The US patent system has become much better (although Europe is still even better). They now reject over 90% of business method patents (i.e., doing business with a computer). Many of those would be granted in China.

The number of granted patents in any given country is not a good indicator of technical progress.

1_over_n · on Feb 28, 2019

So the question becomes - will China respect the USA's patents, will the USA respect Chinese patents?

speedplane · on Feb 28, 2019

There are well established treaties for this. No country's patent office is forced to grant a patent filed in another country. For example, if you get a patent granted in the U.S., there's no guarantee it'll be granted in Britain. If you want a patent in both countries, you'll need to file a separate patent application in both countries.

The same goes for the U.S. and China. If a U.S. company only has U.S. patents, companies operating in China can make a product that directly infringes it. That said, the second that product is imported into the U.S., the U.S. patent will kick in, and you can get a judge to block it at the border.

Going back to the AI space, the fact that China has a ton of AI patents in their country won't stop Google from developing the same in the U.S. However, if Google tried to offer those infringing services to Chinese residents, they could be sued/stopped in China.

JamesBarney · on Feb 28, 2019

I think I understand how this works with a tangible good. But I have no idea how this works for more abstract goods, for instance like a machine learning patents.

Say I was given a u.s. patent on a an AI process that looks at photos of parking lots and tells you number, type, and length of stay of different cars. Now if someone steals my patent and sets up a server in country I don't like a patent like China. And then another company sends pictures of parking lots to the Chinese copycat company which runs my patented algorithm and then sends them back the data.

Is this illegal? Is there any way to stop it?

speedplane · on March 2, 2019

> Say I was given a u.s. patent on a an AI process .... Now if someone steals my patent and sets up a server in country I don't like a patent like China. And ... runs my patented algorithm and then sends them back the data. > > Is this illegal? Is there any way to stop it?

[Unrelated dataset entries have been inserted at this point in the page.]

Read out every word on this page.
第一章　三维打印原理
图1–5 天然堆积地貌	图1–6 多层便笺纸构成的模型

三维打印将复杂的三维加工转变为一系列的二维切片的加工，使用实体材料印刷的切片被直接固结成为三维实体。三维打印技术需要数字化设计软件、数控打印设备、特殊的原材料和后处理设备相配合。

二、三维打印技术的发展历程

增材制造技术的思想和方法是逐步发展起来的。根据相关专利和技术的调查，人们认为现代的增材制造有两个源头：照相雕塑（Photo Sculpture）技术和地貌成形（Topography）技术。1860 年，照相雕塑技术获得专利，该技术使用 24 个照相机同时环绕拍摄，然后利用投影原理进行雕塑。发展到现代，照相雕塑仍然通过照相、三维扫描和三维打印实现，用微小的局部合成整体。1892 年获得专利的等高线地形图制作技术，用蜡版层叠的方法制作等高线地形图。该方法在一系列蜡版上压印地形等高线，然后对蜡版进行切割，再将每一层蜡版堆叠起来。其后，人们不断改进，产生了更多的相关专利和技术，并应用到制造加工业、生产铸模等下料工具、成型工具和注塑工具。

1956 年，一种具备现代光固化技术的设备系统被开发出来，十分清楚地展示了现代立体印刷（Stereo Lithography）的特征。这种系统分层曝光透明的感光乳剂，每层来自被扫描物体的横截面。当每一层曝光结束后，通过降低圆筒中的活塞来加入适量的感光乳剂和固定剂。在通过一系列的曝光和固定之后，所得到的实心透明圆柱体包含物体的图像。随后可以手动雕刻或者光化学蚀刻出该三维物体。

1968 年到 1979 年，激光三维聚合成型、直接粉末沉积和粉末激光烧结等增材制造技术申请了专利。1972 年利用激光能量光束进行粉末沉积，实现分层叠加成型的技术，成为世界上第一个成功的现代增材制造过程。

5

Yes, under U.S. patent law, this would still probably be illegal (but see below for some nuance). Given how globalized our economy has become, a very similar issue already came up over ten years ago. It wasn't between U.S. and China, but between U.S. and Canada.

Ten years ago, Blackberry reigned supreme in cell phones, and they were a Canadian company. They were sued by companies in U.S. courts holding U.S. patents over networking technology. Blackberry argued that most of the tech covered by the U.S. patents actually took place in Canada (where there were no corresponding patents). The U.S. judges said that, even though most of the steps were performed outside the U.S., U.S. patent law still applied. This is the short version of the story, you can read a much better write-up here: https://www.finnegan.com/en/insights/the-extraterritorial-re...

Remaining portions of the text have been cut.